Taking inspiration from Edgar Allen Poe's poem, "The Hymn", Tijuana Radiant Shine is composed of a puzzle-like installation of fourteen mixed media drawings on panel. The works are visual poems that depict the hopeful possibilities for a better future and the dichotomy of the reality that exists in this border city's daily life. The underdog and the underprivileged command a central place in Hugo Crosthwaite's work and to him they are the heroes of society. His Tijuana Radiant Shine drawings are deeply layered and capture the cultural tension of the border city with their references to history, mythology, technology, religion and pop culture. The men, women, and children who populate them dream of a better life in America but, in reality, often end up in low paying positions, separated from family and friends.

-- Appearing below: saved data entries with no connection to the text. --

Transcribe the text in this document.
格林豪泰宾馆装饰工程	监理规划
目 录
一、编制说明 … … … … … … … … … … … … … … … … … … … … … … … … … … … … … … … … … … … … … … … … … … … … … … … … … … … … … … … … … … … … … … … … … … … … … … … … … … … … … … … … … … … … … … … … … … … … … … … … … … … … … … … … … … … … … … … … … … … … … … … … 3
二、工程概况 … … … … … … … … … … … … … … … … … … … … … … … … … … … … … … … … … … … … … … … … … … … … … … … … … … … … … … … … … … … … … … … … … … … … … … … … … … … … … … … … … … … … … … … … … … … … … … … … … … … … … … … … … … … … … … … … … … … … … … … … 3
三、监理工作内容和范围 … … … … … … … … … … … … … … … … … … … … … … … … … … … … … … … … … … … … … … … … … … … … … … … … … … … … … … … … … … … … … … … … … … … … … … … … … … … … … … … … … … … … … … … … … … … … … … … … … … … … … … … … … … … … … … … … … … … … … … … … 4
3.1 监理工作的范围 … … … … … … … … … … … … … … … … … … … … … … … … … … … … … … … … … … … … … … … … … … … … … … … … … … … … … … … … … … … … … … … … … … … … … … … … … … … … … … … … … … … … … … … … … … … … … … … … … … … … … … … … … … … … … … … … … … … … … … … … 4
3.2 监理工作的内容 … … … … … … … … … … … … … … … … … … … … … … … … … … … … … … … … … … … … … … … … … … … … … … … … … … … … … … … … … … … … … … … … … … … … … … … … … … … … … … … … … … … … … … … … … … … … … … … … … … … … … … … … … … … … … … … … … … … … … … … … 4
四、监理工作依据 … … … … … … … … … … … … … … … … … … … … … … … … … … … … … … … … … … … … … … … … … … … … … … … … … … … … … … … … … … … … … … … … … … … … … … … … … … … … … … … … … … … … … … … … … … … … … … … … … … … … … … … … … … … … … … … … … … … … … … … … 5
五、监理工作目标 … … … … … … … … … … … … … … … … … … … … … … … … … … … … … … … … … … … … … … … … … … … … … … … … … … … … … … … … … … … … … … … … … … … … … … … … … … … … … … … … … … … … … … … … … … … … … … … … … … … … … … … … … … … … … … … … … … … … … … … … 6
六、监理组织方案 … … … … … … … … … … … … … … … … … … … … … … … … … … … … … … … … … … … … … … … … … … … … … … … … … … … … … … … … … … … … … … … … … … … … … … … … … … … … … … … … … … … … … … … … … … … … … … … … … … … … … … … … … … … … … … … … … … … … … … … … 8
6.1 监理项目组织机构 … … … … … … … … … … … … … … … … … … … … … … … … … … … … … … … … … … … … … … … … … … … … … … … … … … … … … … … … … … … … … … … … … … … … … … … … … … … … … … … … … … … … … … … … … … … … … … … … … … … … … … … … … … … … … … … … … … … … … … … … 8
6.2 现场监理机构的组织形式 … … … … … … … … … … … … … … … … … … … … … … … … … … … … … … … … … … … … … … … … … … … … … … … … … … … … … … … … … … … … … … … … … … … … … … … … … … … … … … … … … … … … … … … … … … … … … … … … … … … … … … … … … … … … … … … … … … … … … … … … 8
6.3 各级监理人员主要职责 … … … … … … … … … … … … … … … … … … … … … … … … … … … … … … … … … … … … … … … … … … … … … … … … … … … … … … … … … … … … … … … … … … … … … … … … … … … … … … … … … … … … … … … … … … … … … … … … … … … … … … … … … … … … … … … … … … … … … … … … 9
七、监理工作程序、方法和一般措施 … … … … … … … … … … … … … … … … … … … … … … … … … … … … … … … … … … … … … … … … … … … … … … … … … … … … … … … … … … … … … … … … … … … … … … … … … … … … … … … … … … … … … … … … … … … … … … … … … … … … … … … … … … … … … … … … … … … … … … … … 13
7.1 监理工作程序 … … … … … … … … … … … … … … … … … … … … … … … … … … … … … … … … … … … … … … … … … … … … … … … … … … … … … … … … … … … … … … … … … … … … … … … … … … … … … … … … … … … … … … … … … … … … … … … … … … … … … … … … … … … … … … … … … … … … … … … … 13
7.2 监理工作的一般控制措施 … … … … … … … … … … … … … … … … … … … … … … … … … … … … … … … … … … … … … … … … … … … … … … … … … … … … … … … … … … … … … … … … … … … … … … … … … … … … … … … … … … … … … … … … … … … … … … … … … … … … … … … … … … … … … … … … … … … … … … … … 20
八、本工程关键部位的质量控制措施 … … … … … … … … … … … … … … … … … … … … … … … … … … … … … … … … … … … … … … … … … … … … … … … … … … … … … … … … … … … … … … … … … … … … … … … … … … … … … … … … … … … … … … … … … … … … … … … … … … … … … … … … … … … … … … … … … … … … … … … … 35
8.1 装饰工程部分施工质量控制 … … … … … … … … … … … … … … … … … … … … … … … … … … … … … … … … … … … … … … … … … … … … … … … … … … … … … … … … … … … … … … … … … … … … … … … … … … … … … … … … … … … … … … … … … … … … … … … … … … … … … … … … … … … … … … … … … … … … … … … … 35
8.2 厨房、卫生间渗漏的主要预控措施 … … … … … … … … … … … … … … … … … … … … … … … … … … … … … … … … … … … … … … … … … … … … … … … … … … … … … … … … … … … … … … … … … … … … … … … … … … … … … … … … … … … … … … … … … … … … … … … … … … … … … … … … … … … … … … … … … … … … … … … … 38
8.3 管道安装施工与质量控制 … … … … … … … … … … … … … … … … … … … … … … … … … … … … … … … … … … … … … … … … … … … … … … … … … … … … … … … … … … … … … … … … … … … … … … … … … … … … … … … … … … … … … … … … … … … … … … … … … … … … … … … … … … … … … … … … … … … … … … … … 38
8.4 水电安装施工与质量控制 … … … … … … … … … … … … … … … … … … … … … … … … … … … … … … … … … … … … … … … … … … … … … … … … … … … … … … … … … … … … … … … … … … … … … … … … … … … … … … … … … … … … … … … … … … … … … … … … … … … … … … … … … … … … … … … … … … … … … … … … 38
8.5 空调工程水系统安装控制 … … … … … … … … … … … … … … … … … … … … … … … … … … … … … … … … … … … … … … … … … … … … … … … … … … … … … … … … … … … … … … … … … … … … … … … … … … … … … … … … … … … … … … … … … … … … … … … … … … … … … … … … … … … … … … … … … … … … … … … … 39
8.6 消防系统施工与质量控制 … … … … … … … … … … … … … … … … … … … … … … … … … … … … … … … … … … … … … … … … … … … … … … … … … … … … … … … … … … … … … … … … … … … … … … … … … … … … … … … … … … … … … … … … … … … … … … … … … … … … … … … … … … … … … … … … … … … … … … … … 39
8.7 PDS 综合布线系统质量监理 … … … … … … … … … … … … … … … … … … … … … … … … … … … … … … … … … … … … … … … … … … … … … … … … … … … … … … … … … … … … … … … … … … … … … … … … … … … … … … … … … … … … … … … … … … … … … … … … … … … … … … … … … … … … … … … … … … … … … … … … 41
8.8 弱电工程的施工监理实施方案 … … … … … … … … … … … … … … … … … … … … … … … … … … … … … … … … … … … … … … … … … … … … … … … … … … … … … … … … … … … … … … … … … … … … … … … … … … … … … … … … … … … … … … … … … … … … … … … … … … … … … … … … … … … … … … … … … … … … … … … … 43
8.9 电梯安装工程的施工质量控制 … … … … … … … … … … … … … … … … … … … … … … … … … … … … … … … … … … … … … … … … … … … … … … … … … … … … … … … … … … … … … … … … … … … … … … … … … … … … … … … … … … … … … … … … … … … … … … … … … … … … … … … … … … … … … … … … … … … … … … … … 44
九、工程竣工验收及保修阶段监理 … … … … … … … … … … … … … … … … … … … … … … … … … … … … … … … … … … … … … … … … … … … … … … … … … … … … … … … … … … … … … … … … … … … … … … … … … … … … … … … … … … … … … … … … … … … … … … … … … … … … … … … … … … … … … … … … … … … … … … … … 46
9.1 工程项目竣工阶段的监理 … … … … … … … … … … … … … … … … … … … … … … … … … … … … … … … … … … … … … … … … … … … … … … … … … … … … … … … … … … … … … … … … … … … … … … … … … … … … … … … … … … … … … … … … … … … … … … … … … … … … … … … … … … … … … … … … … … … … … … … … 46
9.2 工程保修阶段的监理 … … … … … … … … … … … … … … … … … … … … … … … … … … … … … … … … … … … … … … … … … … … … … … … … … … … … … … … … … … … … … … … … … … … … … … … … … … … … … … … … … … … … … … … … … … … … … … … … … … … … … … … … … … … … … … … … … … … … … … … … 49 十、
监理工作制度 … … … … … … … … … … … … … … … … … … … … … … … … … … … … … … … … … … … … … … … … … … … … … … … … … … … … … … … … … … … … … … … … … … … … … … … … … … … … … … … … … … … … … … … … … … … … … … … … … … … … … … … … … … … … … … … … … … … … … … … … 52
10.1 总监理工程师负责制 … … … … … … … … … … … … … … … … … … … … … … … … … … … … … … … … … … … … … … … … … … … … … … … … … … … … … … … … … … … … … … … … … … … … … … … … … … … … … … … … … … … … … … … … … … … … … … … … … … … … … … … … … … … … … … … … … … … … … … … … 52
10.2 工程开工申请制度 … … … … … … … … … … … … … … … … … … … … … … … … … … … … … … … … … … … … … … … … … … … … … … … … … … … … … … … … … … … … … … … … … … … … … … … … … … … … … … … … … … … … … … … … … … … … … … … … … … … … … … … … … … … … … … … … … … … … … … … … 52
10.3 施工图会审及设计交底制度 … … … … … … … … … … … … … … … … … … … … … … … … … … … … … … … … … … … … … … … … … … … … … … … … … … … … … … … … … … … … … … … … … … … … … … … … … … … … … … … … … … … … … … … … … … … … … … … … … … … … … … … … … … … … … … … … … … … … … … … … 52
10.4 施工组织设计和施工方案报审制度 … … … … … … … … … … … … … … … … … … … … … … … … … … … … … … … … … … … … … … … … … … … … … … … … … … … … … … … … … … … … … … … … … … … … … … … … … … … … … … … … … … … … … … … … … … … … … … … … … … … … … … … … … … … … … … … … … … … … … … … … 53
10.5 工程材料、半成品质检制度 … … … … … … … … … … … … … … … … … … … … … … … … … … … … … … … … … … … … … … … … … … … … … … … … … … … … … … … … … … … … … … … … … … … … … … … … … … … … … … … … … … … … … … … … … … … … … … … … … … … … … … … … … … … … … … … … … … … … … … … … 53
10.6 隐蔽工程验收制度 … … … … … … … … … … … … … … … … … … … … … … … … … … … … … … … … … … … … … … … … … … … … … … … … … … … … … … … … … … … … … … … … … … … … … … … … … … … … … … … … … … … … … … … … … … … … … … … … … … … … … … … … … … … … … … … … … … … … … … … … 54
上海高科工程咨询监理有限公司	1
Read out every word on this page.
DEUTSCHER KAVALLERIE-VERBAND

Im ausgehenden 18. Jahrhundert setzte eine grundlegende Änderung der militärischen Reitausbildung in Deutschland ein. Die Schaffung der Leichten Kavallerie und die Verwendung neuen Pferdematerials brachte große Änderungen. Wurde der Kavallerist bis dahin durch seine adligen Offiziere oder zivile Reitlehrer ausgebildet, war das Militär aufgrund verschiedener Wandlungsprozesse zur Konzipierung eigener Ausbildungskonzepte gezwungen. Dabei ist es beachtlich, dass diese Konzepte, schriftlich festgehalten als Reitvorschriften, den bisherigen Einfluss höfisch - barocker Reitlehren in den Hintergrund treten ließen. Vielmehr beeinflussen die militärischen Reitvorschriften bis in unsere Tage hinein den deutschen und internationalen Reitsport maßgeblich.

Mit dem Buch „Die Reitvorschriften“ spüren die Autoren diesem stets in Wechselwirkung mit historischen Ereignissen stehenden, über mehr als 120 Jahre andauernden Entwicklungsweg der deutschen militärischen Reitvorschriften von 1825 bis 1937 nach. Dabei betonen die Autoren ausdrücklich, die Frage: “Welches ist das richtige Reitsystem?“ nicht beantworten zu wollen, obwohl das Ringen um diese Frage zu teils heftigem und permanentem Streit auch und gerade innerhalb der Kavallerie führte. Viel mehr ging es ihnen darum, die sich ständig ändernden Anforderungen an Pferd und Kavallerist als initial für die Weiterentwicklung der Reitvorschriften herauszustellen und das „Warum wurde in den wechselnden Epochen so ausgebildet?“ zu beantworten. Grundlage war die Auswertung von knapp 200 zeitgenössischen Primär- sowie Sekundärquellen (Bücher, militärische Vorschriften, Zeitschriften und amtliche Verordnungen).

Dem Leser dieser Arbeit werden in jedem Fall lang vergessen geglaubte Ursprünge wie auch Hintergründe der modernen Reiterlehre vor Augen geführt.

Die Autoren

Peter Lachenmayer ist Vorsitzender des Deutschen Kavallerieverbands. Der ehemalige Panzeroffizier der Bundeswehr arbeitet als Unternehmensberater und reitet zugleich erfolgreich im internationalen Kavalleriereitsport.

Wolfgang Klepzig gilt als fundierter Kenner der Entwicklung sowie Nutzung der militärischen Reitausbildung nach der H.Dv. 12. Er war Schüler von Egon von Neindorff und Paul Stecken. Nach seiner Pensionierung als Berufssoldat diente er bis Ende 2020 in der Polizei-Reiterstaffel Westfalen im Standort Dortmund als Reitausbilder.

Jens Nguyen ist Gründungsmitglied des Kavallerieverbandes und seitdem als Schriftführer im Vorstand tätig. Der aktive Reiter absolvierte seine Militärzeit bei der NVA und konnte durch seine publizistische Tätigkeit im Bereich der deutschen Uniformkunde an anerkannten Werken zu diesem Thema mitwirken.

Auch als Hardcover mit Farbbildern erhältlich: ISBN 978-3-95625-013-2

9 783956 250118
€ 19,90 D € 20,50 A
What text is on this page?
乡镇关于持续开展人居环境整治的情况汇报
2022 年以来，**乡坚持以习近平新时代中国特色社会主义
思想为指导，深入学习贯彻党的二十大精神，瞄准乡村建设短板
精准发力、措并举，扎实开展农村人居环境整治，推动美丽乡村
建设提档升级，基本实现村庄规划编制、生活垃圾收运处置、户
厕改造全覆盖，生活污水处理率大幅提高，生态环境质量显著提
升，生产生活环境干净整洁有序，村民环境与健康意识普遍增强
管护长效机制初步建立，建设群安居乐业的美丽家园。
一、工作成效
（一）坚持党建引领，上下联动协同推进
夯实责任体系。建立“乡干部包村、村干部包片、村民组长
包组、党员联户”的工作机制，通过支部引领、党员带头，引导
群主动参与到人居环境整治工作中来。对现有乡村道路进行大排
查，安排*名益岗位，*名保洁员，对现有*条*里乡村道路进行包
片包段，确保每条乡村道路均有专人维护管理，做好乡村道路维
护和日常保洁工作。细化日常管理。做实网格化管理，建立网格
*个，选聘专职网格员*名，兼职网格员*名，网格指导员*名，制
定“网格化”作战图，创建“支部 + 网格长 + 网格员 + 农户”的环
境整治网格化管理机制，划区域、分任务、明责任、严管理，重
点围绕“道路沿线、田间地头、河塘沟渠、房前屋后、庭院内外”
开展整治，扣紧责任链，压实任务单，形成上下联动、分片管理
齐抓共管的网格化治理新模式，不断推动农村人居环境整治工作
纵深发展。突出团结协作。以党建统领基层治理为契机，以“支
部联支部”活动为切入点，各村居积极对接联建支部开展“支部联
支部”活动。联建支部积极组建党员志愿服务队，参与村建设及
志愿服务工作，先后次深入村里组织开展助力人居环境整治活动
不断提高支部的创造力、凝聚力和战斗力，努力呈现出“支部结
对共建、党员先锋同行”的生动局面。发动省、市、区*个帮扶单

The border is like a carnival for both the people who live there and the people who travel over it. It is a place of amusement and commerce as well as a place of exploitation and deception; it is temporary and permanent all at once. Crosthwaite does not render judgment in his work but, rather, as an observer and someone who has remained rooted his whole life in this "exotic/other/non place" (even when his career has taken him away for extended periods of time) his visual amalgamations are a product of this border life. They point out the glaring injustices that too often are brushed aside out of simple fear and ignorance.
Shattered Mural is a floor installation of forty-three sculptural wall fragments that reference the recent abduction and murder of the 43 college students in the Mexican State of Guerrero. This tragic event has become a national, and perhaps international, symbol for victims of institutional corruption and repressive regimes around the world. Unlike the Tijuana Radiant Shine panels, the sculpture fragments of Shattered Mural were created by deconstructing a mural into forty-three shards that when put back together would contribute to the whole.
Crosthwaite inhabits a tradition that expands upon great humanist artists before him such as Daumier, Goya, Posada, Ensor, and Beckmann, contemporaries such as Kentridge, Coe, Dumas, and Rauch, and a myriad of others. He has turned his personal and artistic vision into commentary on the time and the place and the space he lives.